Coming off a runner-up finish in the Grade 2 Jim Dandy and a sixth-place finish in the Grade 1 Travers, Minister's Bid is the class of the race and has been installed as the 3-5 morning-line favorite.

Trainer John Ward also has high expectations this year for the colt, a son of Deputy Minister who won his first two starts before the two losses in the Jim Dandy and Travers.

Minister's Bid will still need to overcome a lengthy layoff to win. He has not raced since the Aug. 26 Travers, a race in which he was beaten 21 lengths by Bernardini after getting pinched back at the start. The colt has battled recurring quarter cracks since that race.

Ward said Friday that he hopes the quarter cracks are in the past. He said training over the synthetic Polytrack surface at Keeneland since April has helped his horse get back to the races.

"I'm looking for a good race unless it turns out to be a hard racetrack," he said of the Churchill strip.

Minister's Bid, a winner of 2 of 4 starts and $178,825 for owner John Oxley, has worked three times at Keeneland in the last month after breezing at Gulfstream Park over the winter. Rafael Bejarano has the mount

Forest Phantom heads the opposition. Although not as accomplished as Minister's Bid, he is fit and sharp. Last month at Keeneland, while Minister's Bid was working toward his comeback race, Forest Phantom raced twice. He was second, beaten a nose, in an allowance April 7, and returned to finish a close third in a similar race April 18.
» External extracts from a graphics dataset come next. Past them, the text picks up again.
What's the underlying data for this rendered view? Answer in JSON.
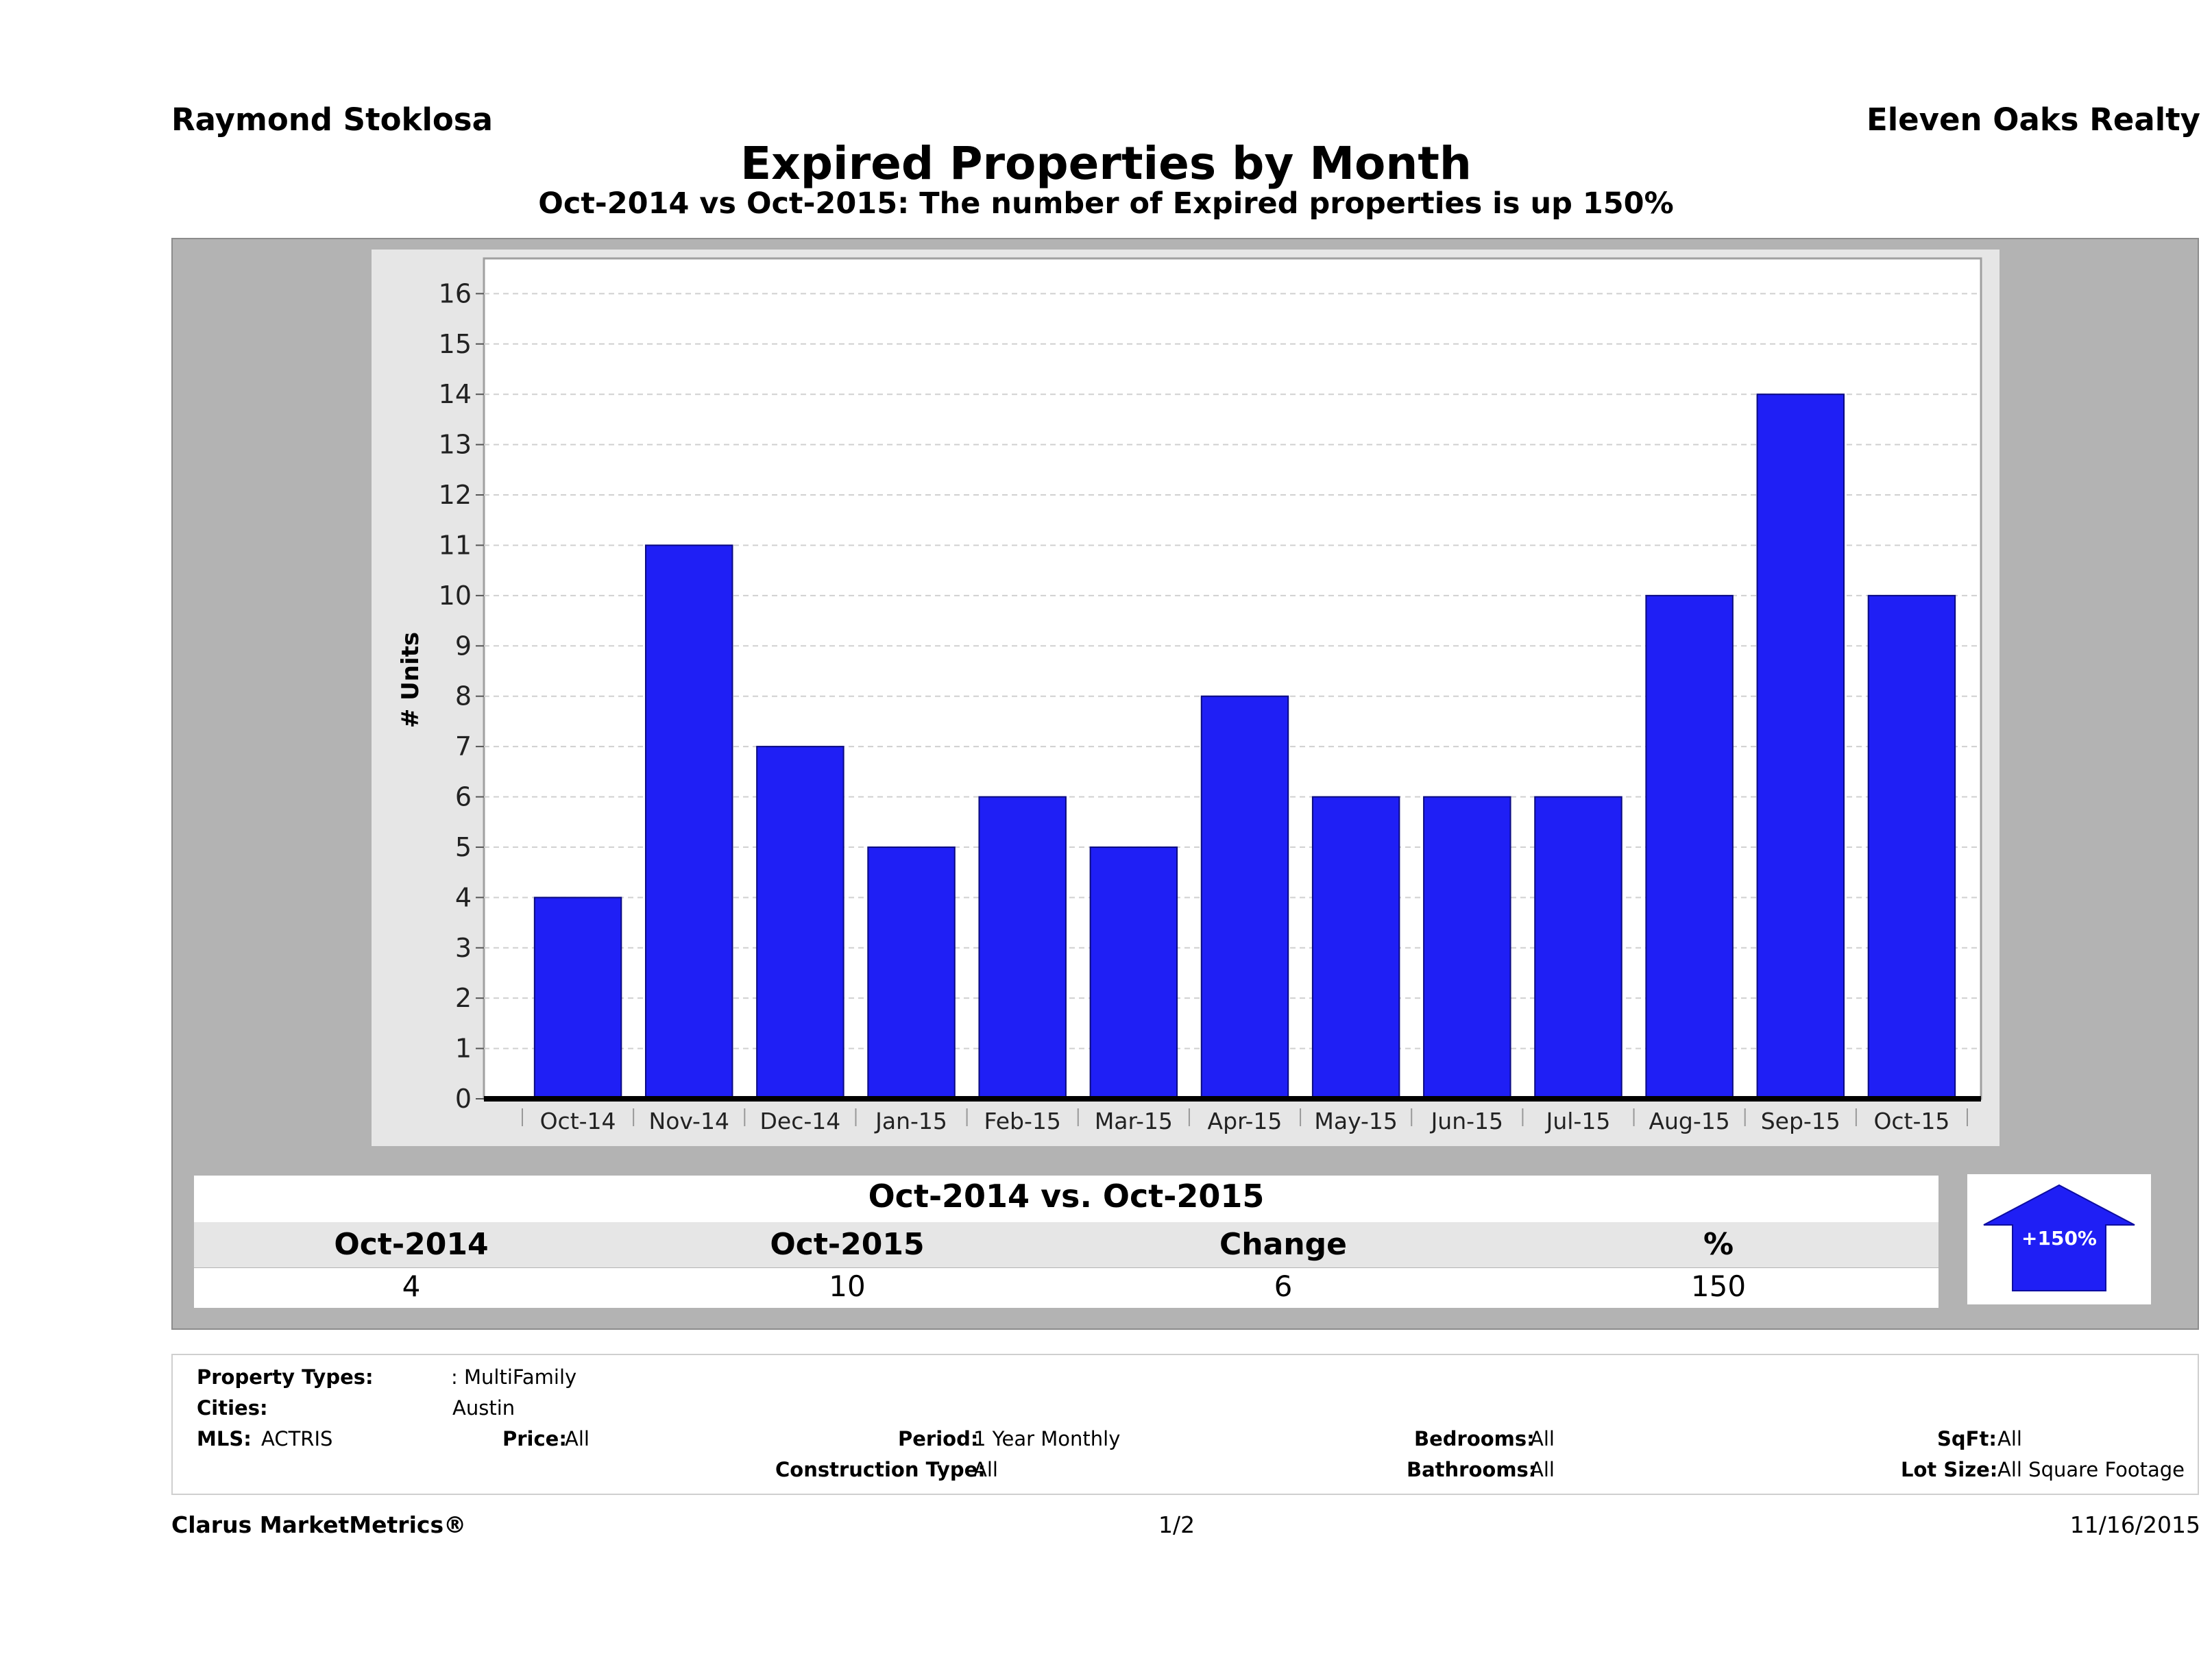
{
  "header": {
    "agent": "Raymond Stoklosa",
    "company": "Eleven Oaks Realty",
    "title": "Expired Properties by Month",
    "subtitle": "Oct-2014 vs Oct-2015: The number of Expired  properties is up 150%"
  },
  "chart_data": {
    "type": "bar",
    "categories": [
      "Oct-14",
      "Nov-14",
      "Dec-14",
      "Jan-15",
      "Feb-15",
      "Mar-15",
      "Apr-15",
      "May-15",
      "Jun-15",
      "Jul-15",
      "Aug-15",
      "Sep-15",
      "Oct-15"
    ],
    "values": [
      4,
      11,
      7,
      5,
      6,
      5,
      8,
      6,
      6,
      6,
      10,
      14,
      10
    ],
    "ylabel": "# Units",
    "xlabel": "",
    "ylim": [
      0,
      16.7
    ],
    "yticks": [
      0,
      1,
      2,
      3,
      4,
      5,
      6,
      7,
      8,
      9,
      10,
      11,
      12,
      13,
      14,
      15,
      16
    ],
    "grid": true,
    "bar_color": "#1f1ff5"
  },
  "summary": {
    "title": "Oct-2014 vs. Oct-2015",
    "headers": [
      "Oct-2014",
      "Oct-2015",
      "Change",
      "%"
    ],
    "values": [
      "4",
      "10",
      "6",
      "150"
    ],
    "arrow_label": "+150%",
    "arrow_direction": "up"
  },
  "filters": {
    "property_types_label": "Property Types:",
    "property_types_value": ": MultiFamily",
    "cities_label": "Cities:",
    "cities_value": "Austin",
    "mls_label": "MLS:",
    "mls_value": "ACTRIS",
    "price_label": "Price:",
    "price_value": "All",
    "period_label": "Period:",
    "period_value": "1 Year Monthly",
    "construction_label": "Construction Type:",
    "construction_value": "All",
    "bedrooms_label": "Bedrooms:",
    "bedrooms_value": "All",
    "bathrooms_label": "Bathrooms:",
    "bathrooms_value": "All",
    "sqft_label": "SqFt:",
    "sqft_value": "All",
    "lot_label": "Lot Size:",
    "lot_value": "All Square Footage"
  },
  "footer": {
    "brand": "Clarus MarketMetrics®",
    "page": "1/2",
    "date": "11/16/2015"
  }
}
He appears well suited to the seven-furlong distance of Sunday's race, as does Minister's Bid. The issue with Forest Phantom is the move to dirt. He has run on either turf or Polytrack in his last seven races, and acts like a faster horse on those surfaces.

In contrast, West to Durango is more effective on dirt. He won his last race April 13 on the Hawthorne main track, rallying from eighth to win an entry-level allowance by 6 1/2 lengths.